Setelah tiga tahun bekerja di perusahaan tambang, Adithia pun mendapat tawaran bekerja di pusat konsultasi yang berlokasi di Jakarta. Di perusahaan tersebut, Adithia juga mendapat posisi sebagai konsultan di bidang quality management. Dan ia merasa ilmu NLP dan coaching yang dipelajarinya berguna namun belum maksimal.
Selang 3 tahun bekerja di perusahaan tersebut. Adithia kembali mendapat tawaran untuk bergabung dengan perusahaan yang menggeluti dunia coaching (coaching firm). Selama bergabung di perusahaan itulah, Adithia merasa ilmu coaching dan NLP yang ia miliki bisa dimaksimalkan.
“Saat bergabung dengan coaching firm inilah, saya dikirim untuk pelatihan coaching selama seminggu di Australia,” ucap Adithia.
Adithia juga bercerita bahwa untuk menjadi coach ia perlu mengambil sertifikasi dari organisasi coaching terbesar dunia yang bernama ICF (International Coaching Federation).
“Khusus untuk menjadi bisnis coach, saya dapat sertifikasi internal dari perusahaan yang ada di Australia,” tambah Adithia.
Untuk mendapatkan sertifikat dari ICF, Adithia harus menyelesaikan pelatihan selama minimal 60 jam. Sertifikasi ICF sendiri terdiri dari tiga level, yaitu level ACC (Associate Certified Coach), level PCC (Professional Certified Coach ), dan level MCC (Master Certified Coach ).
“ACC itu ibarat lulus S1, kalau PCC ibarat lulus S2, dan MCC ibarat lulus S3. Semakin naik levelnya, semakin berat persyaratannya,” ucap Adithia.
Adithia sendiri telah belajar coaching dengan total waktu 125 jam dan mendapatkan sertifikat kredensial PCC di tahun 2017.

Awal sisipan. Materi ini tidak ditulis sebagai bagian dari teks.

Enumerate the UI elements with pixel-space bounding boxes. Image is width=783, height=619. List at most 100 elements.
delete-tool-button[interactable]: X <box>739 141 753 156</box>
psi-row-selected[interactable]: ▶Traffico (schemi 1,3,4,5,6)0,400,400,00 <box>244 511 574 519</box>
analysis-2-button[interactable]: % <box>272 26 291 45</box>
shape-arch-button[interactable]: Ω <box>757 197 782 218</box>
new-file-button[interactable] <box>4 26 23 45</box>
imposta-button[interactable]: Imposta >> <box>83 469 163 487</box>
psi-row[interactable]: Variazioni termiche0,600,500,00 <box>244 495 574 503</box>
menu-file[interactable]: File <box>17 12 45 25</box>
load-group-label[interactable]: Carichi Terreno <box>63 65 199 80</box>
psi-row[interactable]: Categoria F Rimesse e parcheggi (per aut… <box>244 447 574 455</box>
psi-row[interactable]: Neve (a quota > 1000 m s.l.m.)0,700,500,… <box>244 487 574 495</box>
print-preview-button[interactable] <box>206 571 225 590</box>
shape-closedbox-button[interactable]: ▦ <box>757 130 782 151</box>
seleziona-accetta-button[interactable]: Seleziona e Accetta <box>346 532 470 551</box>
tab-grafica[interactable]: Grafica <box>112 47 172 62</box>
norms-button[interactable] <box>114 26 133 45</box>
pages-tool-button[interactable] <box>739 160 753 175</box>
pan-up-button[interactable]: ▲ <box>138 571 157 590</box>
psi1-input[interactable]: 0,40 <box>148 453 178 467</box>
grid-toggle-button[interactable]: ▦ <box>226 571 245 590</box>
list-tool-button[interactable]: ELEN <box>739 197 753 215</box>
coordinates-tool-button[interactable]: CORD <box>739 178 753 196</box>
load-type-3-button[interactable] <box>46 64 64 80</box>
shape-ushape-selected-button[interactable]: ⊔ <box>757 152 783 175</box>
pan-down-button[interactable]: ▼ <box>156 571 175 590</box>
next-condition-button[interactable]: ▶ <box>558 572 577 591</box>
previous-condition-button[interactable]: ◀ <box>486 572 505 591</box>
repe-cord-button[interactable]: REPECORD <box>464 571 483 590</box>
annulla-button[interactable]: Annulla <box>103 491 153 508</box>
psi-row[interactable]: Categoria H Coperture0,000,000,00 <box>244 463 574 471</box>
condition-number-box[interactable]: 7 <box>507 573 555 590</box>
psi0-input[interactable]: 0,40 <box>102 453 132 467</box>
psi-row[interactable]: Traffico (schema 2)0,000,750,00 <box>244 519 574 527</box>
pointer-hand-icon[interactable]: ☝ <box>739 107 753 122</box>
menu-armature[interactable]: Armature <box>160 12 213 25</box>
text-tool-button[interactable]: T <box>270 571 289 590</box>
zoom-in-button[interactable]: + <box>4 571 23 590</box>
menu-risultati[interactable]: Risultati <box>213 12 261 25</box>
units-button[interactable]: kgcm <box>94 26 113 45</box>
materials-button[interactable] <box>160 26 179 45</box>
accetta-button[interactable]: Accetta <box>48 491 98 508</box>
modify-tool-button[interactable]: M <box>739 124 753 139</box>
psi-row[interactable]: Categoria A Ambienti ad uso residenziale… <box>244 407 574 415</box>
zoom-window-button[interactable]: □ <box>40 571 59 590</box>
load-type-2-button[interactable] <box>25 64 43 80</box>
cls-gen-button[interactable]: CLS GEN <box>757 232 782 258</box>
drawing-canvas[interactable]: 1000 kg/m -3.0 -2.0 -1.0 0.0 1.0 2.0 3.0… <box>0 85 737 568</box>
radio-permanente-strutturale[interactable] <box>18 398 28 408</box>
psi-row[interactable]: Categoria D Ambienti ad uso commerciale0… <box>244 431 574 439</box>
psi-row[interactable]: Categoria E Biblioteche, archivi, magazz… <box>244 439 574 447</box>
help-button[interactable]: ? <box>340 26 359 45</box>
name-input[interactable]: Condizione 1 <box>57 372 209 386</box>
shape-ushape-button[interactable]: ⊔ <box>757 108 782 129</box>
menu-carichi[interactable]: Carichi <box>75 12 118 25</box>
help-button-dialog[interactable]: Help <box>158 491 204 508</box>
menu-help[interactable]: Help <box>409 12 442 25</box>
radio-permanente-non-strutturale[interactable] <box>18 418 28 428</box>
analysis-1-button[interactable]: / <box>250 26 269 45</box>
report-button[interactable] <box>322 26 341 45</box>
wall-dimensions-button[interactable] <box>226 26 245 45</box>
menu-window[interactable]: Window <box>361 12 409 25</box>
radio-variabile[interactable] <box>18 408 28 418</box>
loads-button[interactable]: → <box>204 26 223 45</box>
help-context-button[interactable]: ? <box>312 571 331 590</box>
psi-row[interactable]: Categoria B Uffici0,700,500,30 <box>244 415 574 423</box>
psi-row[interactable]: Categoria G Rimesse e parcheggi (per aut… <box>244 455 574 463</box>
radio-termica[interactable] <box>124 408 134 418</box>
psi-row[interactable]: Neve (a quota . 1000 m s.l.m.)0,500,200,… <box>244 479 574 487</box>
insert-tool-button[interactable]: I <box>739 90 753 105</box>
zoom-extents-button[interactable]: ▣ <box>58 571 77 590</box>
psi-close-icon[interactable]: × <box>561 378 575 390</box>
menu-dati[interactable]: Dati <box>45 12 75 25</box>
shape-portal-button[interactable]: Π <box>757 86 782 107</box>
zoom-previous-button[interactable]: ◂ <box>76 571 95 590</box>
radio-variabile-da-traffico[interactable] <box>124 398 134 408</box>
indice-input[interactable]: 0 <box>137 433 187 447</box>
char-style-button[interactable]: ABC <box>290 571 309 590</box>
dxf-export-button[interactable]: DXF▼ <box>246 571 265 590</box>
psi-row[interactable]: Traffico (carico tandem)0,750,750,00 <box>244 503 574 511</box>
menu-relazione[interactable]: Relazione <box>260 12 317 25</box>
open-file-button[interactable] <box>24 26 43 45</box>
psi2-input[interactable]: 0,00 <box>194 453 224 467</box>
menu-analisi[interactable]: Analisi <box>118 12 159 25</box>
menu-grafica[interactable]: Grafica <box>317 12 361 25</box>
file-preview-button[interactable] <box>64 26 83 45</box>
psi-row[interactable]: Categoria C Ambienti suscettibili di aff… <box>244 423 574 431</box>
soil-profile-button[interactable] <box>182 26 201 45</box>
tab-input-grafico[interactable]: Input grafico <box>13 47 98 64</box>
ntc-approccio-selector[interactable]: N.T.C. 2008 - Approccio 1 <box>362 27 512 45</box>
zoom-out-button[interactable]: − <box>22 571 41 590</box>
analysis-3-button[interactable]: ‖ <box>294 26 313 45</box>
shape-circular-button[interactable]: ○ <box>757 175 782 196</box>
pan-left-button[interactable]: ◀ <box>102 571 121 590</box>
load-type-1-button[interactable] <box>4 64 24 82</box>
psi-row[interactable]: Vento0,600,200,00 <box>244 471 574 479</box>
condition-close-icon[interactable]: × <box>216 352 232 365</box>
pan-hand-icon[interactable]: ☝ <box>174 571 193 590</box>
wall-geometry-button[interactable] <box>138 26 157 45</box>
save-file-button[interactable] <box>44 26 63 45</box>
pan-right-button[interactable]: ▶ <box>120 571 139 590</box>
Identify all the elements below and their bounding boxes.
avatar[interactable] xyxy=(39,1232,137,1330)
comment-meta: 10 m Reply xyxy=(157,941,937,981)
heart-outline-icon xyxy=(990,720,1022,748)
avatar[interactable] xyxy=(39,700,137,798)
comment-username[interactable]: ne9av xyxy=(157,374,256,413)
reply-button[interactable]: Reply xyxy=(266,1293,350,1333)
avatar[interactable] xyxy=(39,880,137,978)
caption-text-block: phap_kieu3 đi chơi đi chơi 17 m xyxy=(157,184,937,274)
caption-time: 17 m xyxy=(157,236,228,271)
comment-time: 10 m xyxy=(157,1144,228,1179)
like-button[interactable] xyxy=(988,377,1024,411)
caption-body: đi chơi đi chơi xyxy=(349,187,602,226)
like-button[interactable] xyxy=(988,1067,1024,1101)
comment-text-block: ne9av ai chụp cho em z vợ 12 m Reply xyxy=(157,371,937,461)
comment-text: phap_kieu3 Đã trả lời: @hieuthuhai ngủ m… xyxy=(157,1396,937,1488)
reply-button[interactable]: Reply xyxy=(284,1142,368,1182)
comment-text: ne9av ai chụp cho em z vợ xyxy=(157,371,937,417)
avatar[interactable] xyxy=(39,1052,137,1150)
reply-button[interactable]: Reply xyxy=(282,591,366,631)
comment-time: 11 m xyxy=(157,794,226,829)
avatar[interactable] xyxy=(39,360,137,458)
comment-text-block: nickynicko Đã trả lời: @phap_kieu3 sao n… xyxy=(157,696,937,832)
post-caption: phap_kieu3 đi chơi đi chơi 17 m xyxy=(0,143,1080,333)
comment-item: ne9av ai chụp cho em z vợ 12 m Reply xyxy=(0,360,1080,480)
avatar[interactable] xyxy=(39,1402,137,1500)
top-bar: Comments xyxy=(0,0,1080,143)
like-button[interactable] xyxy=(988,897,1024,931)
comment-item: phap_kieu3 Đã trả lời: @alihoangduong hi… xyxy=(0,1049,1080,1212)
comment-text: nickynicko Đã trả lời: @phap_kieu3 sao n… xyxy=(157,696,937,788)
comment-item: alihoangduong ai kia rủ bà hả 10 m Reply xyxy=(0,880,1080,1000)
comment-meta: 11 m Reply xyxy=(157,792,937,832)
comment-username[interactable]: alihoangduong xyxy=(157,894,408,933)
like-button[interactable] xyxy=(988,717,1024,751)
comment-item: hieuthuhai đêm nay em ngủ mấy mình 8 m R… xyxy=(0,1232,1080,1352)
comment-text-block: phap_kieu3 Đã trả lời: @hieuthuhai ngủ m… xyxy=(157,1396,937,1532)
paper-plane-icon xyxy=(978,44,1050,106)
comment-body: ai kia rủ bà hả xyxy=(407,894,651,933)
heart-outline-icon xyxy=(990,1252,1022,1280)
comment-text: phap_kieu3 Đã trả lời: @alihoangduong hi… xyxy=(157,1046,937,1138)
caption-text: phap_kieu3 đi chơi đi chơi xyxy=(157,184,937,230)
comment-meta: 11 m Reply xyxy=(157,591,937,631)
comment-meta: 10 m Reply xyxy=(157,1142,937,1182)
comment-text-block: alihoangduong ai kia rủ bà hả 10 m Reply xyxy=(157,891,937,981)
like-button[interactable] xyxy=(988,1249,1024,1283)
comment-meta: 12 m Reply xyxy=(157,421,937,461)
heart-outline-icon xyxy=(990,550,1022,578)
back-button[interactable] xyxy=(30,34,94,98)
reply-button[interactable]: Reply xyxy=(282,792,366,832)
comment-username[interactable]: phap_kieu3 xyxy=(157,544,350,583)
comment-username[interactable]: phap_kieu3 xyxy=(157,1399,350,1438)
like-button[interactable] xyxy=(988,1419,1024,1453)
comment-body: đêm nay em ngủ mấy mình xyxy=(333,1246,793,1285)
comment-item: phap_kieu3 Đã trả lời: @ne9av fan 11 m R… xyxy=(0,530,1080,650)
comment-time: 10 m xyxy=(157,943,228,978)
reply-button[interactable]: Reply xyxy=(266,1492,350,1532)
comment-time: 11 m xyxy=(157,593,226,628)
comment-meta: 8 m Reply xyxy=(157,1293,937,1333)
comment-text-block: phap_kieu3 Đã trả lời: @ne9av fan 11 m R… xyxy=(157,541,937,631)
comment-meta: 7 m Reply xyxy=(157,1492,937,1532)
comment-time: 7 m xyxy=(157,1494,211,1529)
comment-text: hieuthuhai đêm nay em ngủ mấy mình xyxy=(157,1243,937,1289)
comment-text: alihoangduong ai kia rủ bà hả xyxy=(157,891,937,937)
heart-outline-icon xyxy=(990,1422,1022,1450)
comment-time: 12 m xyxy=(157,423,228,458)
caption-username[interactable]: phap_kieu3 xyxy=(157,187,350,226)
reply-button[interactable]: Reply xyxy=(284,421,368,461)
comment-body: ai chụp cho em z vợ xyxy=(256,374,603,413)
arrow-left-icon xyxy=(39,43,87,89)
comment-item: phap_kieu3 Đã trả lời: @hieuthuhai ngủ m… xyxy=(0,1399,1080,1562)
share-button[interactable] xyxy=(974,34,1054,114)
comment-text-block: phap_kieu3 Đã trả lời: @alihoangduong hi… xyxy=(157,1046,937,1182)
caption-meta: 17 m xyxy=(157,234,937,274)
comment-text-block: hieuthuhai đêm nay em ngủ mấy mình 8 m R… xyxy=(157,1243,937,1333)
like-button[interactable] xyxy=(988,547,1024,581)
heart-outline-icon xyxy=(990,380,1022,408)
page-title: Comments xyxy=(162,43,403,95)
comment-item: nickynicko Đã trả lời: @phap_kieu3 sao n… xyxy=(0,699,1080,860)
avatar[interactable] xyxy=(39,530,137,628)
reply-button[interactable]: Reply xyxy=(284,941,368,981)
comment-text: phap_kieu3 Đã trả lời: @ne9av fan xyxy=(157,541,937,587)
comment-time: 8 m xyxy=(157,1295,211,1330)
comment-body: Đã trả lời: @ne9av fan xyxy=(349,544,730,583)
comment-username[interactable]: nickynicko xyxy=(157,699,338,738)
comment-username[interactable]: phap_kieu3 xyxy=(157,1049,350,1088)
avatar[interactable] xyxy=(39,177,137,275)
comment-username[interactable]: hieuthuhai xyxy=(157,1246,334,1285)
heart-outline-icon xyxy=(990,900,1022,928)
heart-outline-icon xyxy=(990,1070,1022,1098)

Sebagai informasi, dalam dunia coaching memang terdapat sertifikasi khusus yang dikeluarkan oleh International Coaching Federation (ICF). Sertifikasi tersebut dikenal dengan istilah kredensial yang terdiri dari tiga level, yaitu ACC (Associate Certified Coach), level PCC (Professional Certified Coach ), dan level MCC (Master Certified Coach ).
Setiap level pun memerlukan syarat yang berbeda-beda. Untuk mendapatkan kredensial ACC, seorang coach diantaranya perlu memahami 8 kompetensi dasar dalam dunia coaching dan memiliki 60 jam terbang pelatihan dengan jam terbang coaching minimal 100 jam. Sementara itu, untuk mendapatkan kredensial PCC, seorang coach harus memiliki jam terbang praktik 5 kali lipat lebih besar dari seorang coach yang memegang kredensial ACC serta 125 jam pelatihan. Untuk mendapatkan kredensial MCC, seorang coach harus memiliki jam pelatihan sekitar 200 jam serta 2500 jam praktik coaching. Selain semua persyaratan ini, mereka harus menjalani mentor coaching minimal 10 jam dan mengirim rekaman coaching ke asesor ICF untuk dievaluasi.
“Para coach yang ada di Indonesia itu berada di bawah naungan ICF Jakarta itu organisasi ICF yang ada di Indonesia. Sekarang mungkin ada sekitar 165 orang (per bulan Oktober 2021) yang tergabung dalam ICF Jakarta. Dari 165 orang itu, ada sekitar 60% yang sudah mendapatkan kredensial dari ICF,” ucapnya.
Menurut Adithia, hanya sekitar 100 orang coach di Indonesia yang memiliki kredensial ACC dari ICF. Sementara itu, coach yang memiliki kredensial PCC sudah mencapai puluhan. Sedangkan coach yang memiliki kredensial MCC masih berjumlah lima orang.
Manfaat Coaching
Hingga sesi wawancara dengan Bernas.ID, Adithia bercerita bahwa jumlah klien yang telah mendapat coaching darinya sudah berjumlah 431 orang dengan total jam coaching sebesar 2673 jam sejak tahun 2010. Selama memberikan coaching, Adithia mencoba untuk membantu kliennya untuk menggali kemampuan diri.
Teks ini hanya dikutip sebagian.